I missed this Liz Bowie story on Maryland’s effort to scale up career and technical education. Bowie does a nice job balancing the tensions and trade-offs, and lots of people I respect are behind the Maryland plan, but this still makes me nervous:
At the end of the 10th grade, students would have to qualify for the career or academic paths by passing a test or some other measure that showed they were prepared for basic, entry-level college classes. The Kirwan plan estimates about 65% of students in the state would meet that bar by 2030, boosted by other parts of the education package, such as more pre-kindergarten and intensive support for students at schools with high poverty rates.
Is this just another form of tracking? Even assuming everything goes as planned, what happens to the 35 percent who don’t meet the bar for either pathway?
I’m working on a paper on this very topic right now, and we’re finding that states aren’t paying close enough attention to determine whether their college and career pathways are equally rigorous and accessible for all students. We’ll have more to say on this soon!
–Guest post by Chad Aldeman
Here’s another issue: Employers face increasingly severe talent shortages, because K12 performance has stagnated while the capabilities of technologies are exponentially improving and driving disruptive changes in business models. Hence many are initially enthusiastic supporters of improved CTE/Career Pathways programs.

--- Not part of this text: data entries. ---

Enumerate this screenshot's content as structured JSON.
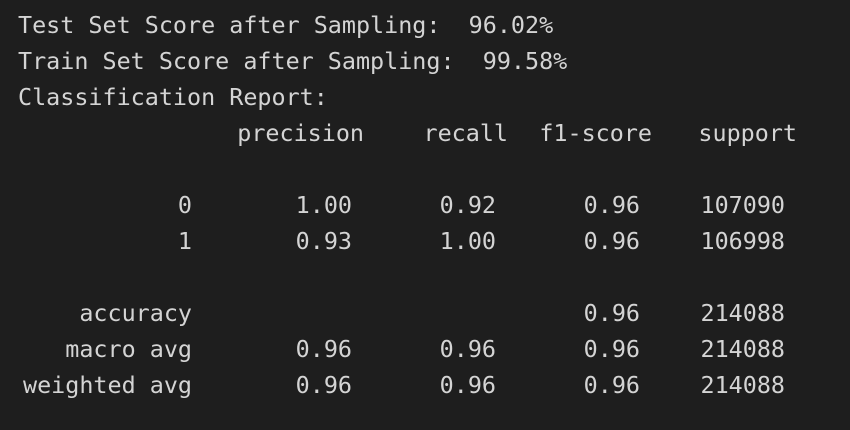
{
  "scores": {
    "test_label": "Test Set Score after Sampling:",
    "test_value": "96.02%",
    "train_label": "Train Set Score after Sampling:",
    "train_value": "99.58%"
  },
  "report": {
    "title": "Classification Report:",
    "headers": {
      "precision": "precision",
      "recall": "recall",
      "f1": "f1-score",
      "support": "support"
    },
    "class_rows": [
      {
        "label": "0",
        "precision": "1.00",
        "recall": "0.92",
        "f1": "0.96",
        "support": "107090"
      },
      {
        "label": "1",
        "precision": "0.93",
        "recall": "1.00",
        "f1": "0.96",
        "support": "106998"
      }
    ],
    "accuracy": {
      "label": "accuracy",
      "f1": "0.96",
      "support": "214088"
    },
    "summary_rows": [
      {
        "label": "macro avg",
        "precision": "0.96",
        "recall": "0.96",
        "f1": "0.96",
        "support": "214088"
      },
      {
        "label": "weighted avg",
        "precision": "0.96",
        "recall": "0.96",
        "f1": "0.96",
        "support": "214088"
      }
    ]
  }
}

Yet what do too many of them experience in practice? Constant demands (some more polite than others) from a steady stream of districts and schools that companies “partner” with them on CTE programs which use very different processes and rules, and are often of widely varying quality. At the extreme, I’ve even seen districts demand to evaluate (and potentially require changes in) the way high performing private sector companies train and evaluate their employees as a condition of being able to work with a CTE program! Coming from people who continue to deliver poor and stagnant student achievement results (and suffer no consequences for their failures), these demands don’t always go down so well…
In sum, in too many cases, the typical K12 approach to companies regarding “partnering” on CTE turns many of them off, and makes many private sector leaders even more cynical about K12.